The deeper issue with strings (that Spinnaker alluded to) is that you can't just assign a string to a pointer variable and expect it to behave the same way that it does in many other languages. C operates at a much lower level than those other languages and forces you to deal with memory issues more directly.

#### WBahn

Joined Mar 31, 2012
25,115
Yep. Because they can pretty much be used interchangeably in the function parameter list, people think they are interchangeable in all places. Not so.

Just try to use

fred[] = 3;

*fred = 3;

The semantics of fred[expression] are such that this can be replaced with

*(fred + (expression))

and, because pointer arithmetic is commutative, this means that

fred[5] = value;

is identical to

5[fred] = value;

#### John P

Joined Oct 14, 2008
1,785
A foolproof way to deal with this is to declare the string first, and then load it, IF you make sure that it's declared as the largest size that you'll ever need.

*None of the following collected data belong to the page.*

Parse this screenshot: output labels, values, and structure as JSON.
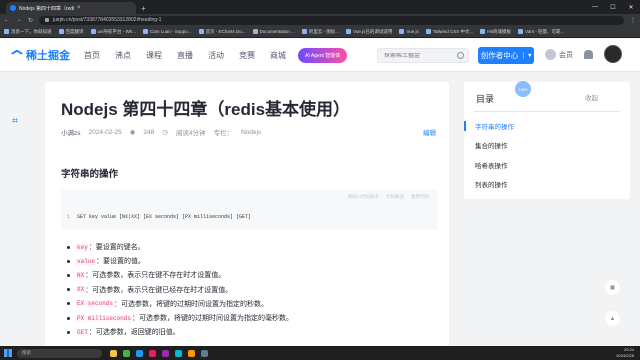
{
  "browser": {
    "tab_title": "Nodejs 第四十四章（redis基本...",
    "url": "juejin.cn/post/7338778403553312802#heading-1",
    "bookmarks": [
      "消息一下，你就知道",
      "百度翻译",
      "uni导航平台 - Wh...",
      "Cam Luan - Suppo...",
      "首页 - ECharts Do...",
      "Documentation ...",
      "阿里云 - 图标...",
      "Vue.js已的调试适用",
      "Vue.js",
      "Tailwind CSS 中文...",
      "H5商城模板",
      "Vant - 轻量、可靠..."
    ]
  },
  "site": {
    "logo_text": "稀土掘金",
    "nav": [
      "首页",
      "沸点",
      "课程",
      "直播",
      "活动",
      "竞赛",
      "商城"
    ],
    "ai_button": "AI Agent 智能体",
    "search_placeholder": "探索稀土掘金",
    "create_button": "创作者中心",
    "vip_label": "会员"
  },
  "article": {
    "title": "Nodejs 第四十四章（redis基本使用）",
    "author": "小满zs",
    "date": "2024-02-25",
    "views": "248",
    "read_time": "阅读4分钟",
    "column_label": "专栏：",
    "column": "Nodejs",
    "edit_label": "编辑",
    "section_heading": "字符串的操作",
    "code_header": [
      "体验AI代码助手",
      "代码解读",
      "复制代码"
    ],
    "code_line_no": "1",
    "code_line": "SET key value [NX|XX] [EX seconds] [PX milliseconds] [GET]",
    "bullets": [
      {
        "code": "key",
        "text": "：要设置的键名。"
      },
      {
        "code": "value",
        "text": "：要设置的值。"
      },
      {
        "code": "NX",
        "text": "：可选参数，表示只在键不存在时才设置值。"
      },
      {
        "code": "XX",
        "text": "：可选参数，表示只在键已经存在时才设置值。"
      },
      {
        "code": "EX seconds",
        "text": "：可选参数，将键的过期时间设置为指定的秒数。"
      },
      {
        "code": "PX milliseconds",
        "text": "：可选参数，将键的过期时间设置为指定的毫秒数。"
      },
      {
        "code": "GET",
        "text": "：可选参数，返回键的旧值。"
      }
    ]
  },
  "toc": {
    "title": "目录",
    "badge": "1500",
    "collapse_label": "收起",
    "items": [
      "字符串的操作",
      "集合的操作",
      "哈希表操作",
      "列表的操作"
    ]
  },
  "taskbar": {
    "search_placeholder": "搜索",
    "time": "20:24",
    "date": "2024/2/26"
  },
  "colors": {
    "brand": "#1e80ff",
    "text": "#252933",
    "muted": "#8a919f"
  }
}
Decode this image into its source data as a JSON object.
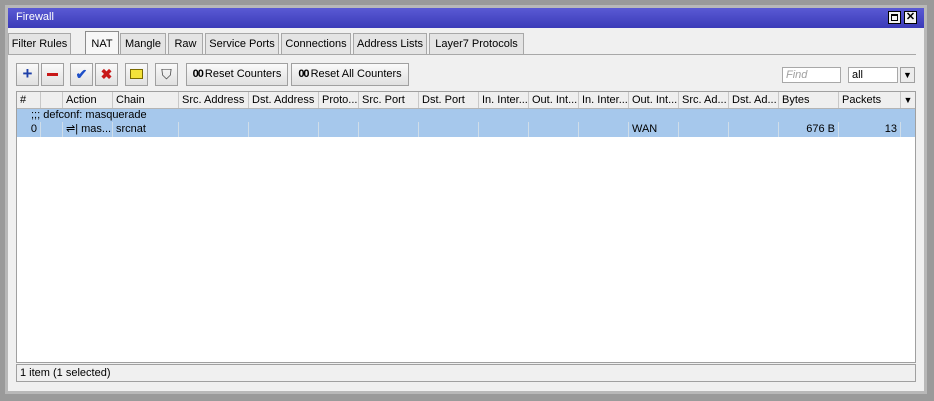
{
  "window": {
    "title": "Firewall"
  },
  "tabs": [
    {
      "label": "Filter Rules"
    },
    {
      "label": "NAT"
    },
    {
      "label": "Mangle"
    },
    {
      "label": "Raw"
    },
    {
      "label": "Service Ports"
    },
    {
      "label": "Connections"
    },
    {
      "label": "Address Lists"
    },
    {
      "label": "Layer7 Protocols"
    }
  ],
  "active_tab": "NAT",
  "toolbar": {
    "reset_counters": "Reset Counters",
    "reset_all_counters": "Reset All Counters",
    "counter_icon": "00",
    "find_placeholder": "Find",
    "filter_value": "all"
  },
  "columns": [
    "#",
    "",
    "Action",
    "Chain",
    "Src. Address",
    "Dst. Address",
    "Proto...",
    "Src. Port",
    "Dst. Port",
    "In. Inter...",
    "Out. Int...",
    "In. Inter...",
    "Out. Int...",
    "Src. Ad...",
    "Dst. Ad...",
    "Bytes",
    "Packets"
  ],
  "group": {
    "label": ";;; defconf: masquerade"
  },
  "rows": [
    {
      "num": "0",
      "action": "mas...",
      "chain": "srcnat",
      "out_interface": "WAN",
      "bytes": "676 B",
      "packets": "13"
    }
  ],
  "status": "1 item (1 selected)"
}
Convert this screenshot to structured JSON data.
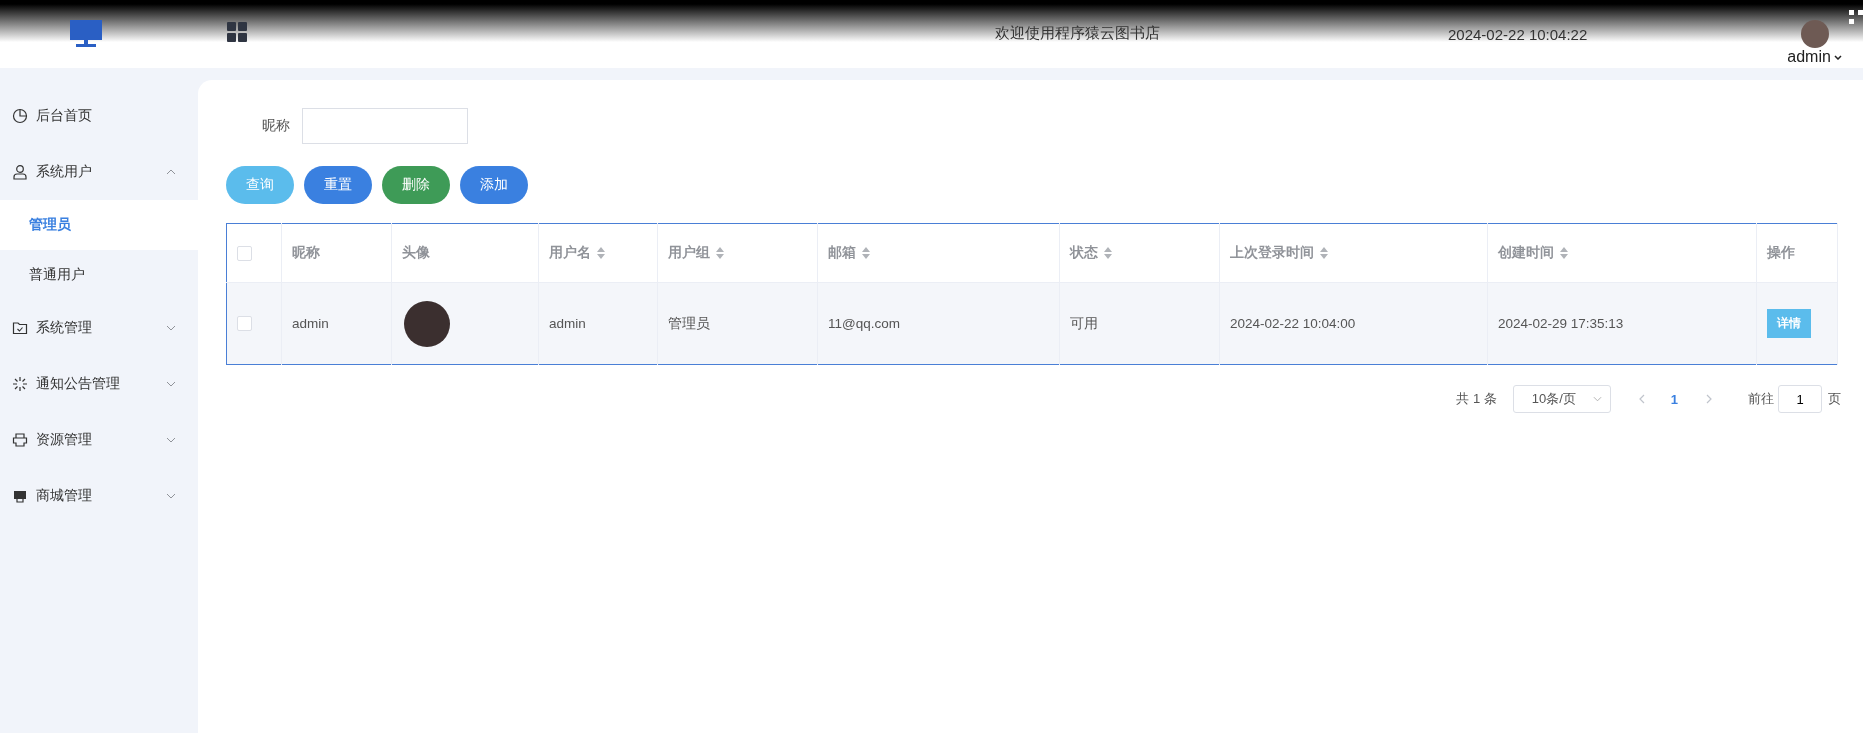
{
  "header": {
    "title": "欢迎使用程序猿云图书店",
    "datetime": "2024-02-22 10:04:22",
    "user": "admin"
  },
  "sidebar": {
    "items": [
      {
        "label": "后台首页",
        "selected": false
      },
      {
        "label": "系统用户",
        "selected": false,
        "expanded": true,
        "children": [
          {
            "label": "管理员",
            "selected": true
          },
          {
            "label": "普通用户",
            "selected": false
          }
        ]
      },
      {
        "label": "系统管理",
        "selected": false,
        "expanded": false
      },
      {
        "label": "通知公告管理",
        "selected": false,
        "expanded": false
      },
      {
        "label": "资源管理",
        "selected": false,
        "expanded": false
      },
      {
        "label": "商城管理",
        "selected": false,
        "expanded": false
      }
    ]
  },
  "search": {
    "label": "昵称"
  },
  "buttons": [
    {
      "label": "查询",
      "color": "#5bbcec"
    },
    {
      "label": "重置",
      "color": "#3a80e0"
    },
    {
      "label": "删除",
      "color": "#3e9b57"
    },
    {
      "label": "添加",
      "color": "#3a80e0"
    }
  ],
  "table": {
    "header_checked": false,
    "columns": [
      {
        "label": "昵称",
        "sortable": false
      },
      {
        "label": "头像",
        "sortable": false
      },
      {
        "label": "用户名",
        "sortable": true
      },
      {
        "label": "用户组",
        "sortable": true
      },
      {
        "label": "邮箱",
        "sortable": true
      },
      {
        "label": "状态",
        "sortable": true
      },
      {
        "label": "上次登录时间",
        "sortable": true
      },
      {
        "label": "创建时间",
        "sortable": true
      },
      {
        "label": "操作",
        "sortable": false
      }
    ],
    "rows": [
      {
        "checked": false,
        "nickname": "admin",
        "username": "admin",
        "group": "管理员",
        "email": "11@qq.com",
        "status": "可用",
        "last_login": "2024-02-22 10:04:00",
        "created": "2024-02-29 17:35:13",
        "action": "详情"
      }
    ]
  },
  "pagination": {
    "total": "共 1 条",
    "page_size": "10条/页",
    "pages": [
      {
        "label": "1",
        "selected": true
      }
    ],
    "goto_label": "前往",
    "goto_value": "1",
    "goto_suffix": "页"
  }
}
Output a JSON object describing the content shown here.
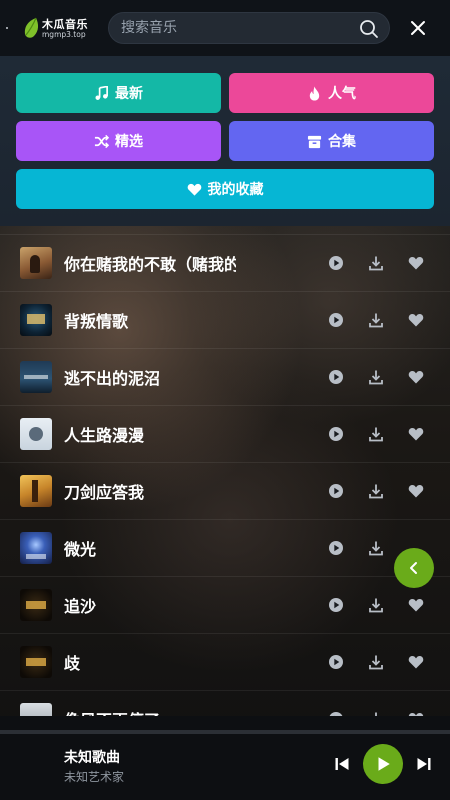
{
  "header": {
    "logo_name": "木瓜音乐",
    "logo_domain": "mgmp3.top",
    "search_placeholder": "搜索音乐",
    "search_icon": "search-icon",
    "close_icon": "close-icon"
  },
  "categories": [
    {
      "label": "最新",
      "icon": "music-note-icon",
      "color": "#14b8a6"
    },
    {
      "label": "人气",
      "icon": "fire-icon",
      "color": "#ec4899"
    },
    {
      "label": "精选",
      "icon": "shuffle-icon",
      "color": "#a855f7"
    },
    {
      "label": "合集",
      "icon": "box-icon",
      "color": "#6366f1"
    },
    {
      "label": "我的收藏",
      "icon": "heart-icon",
      "color": "#06b6d4"
    }
  ],
  "songs": [
    {
      "title": "你在赌我的不敢（赌我的"
    },
    {
      "title": "背叛情歌"
    },
    {
      "title": "逃不出的泥沼"
    },
    {
      "title": "人生路漫漫"
    },
    {
      "title": "刀剑应答我"
    },
    {
      "title": "微光"
    },
    {
      "title": "追沙"
    },
    {
      "title": "歧"
    },
    {
      "title": "像风不再停了"
    }
  ],
  "row_actions": [
    "play-icon",
    "download-icon",
    "heart-icon"
  ],
  "player": {
    "title": "未知歌曲",
    "artist": "未知艺术家",
    "progress": 0,
    "accent": "#6aab1a"
  }
}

So
Code:
    unsigned char str[8];            // 7 characters for the word "circuit" plus 1 for the terminating /0
strcpy(str, "circuit");            // Now write the word into it
*(str) = 'k';                         // This would make it hold "kircuit" by loading 'k' to location 0
str[0] = 'k';                         // This does the same as the previous line
strcpy(str, "k");                      // Now it's 'k' in location 0 and \0 in location 1
printf("%s %s\n", str, str+2);     // Not tested, but this should print "k rcuit". There are now 2 sub-strings in str,
// one with k at location 0, and \0 at
// location 1. But the original contents of the string is unchanged from location 2 onward, and could be accessed
// if you ever wanted to do it.
But do be sure that you never try to load more text into a string than your declaration stated! Mysterious errors will inevitably result.

Last edited:

#### WBahn

Joined Mar 31, 2012
25,115
you must allocate space. str = buffer
How does "str = buffer" allocate space?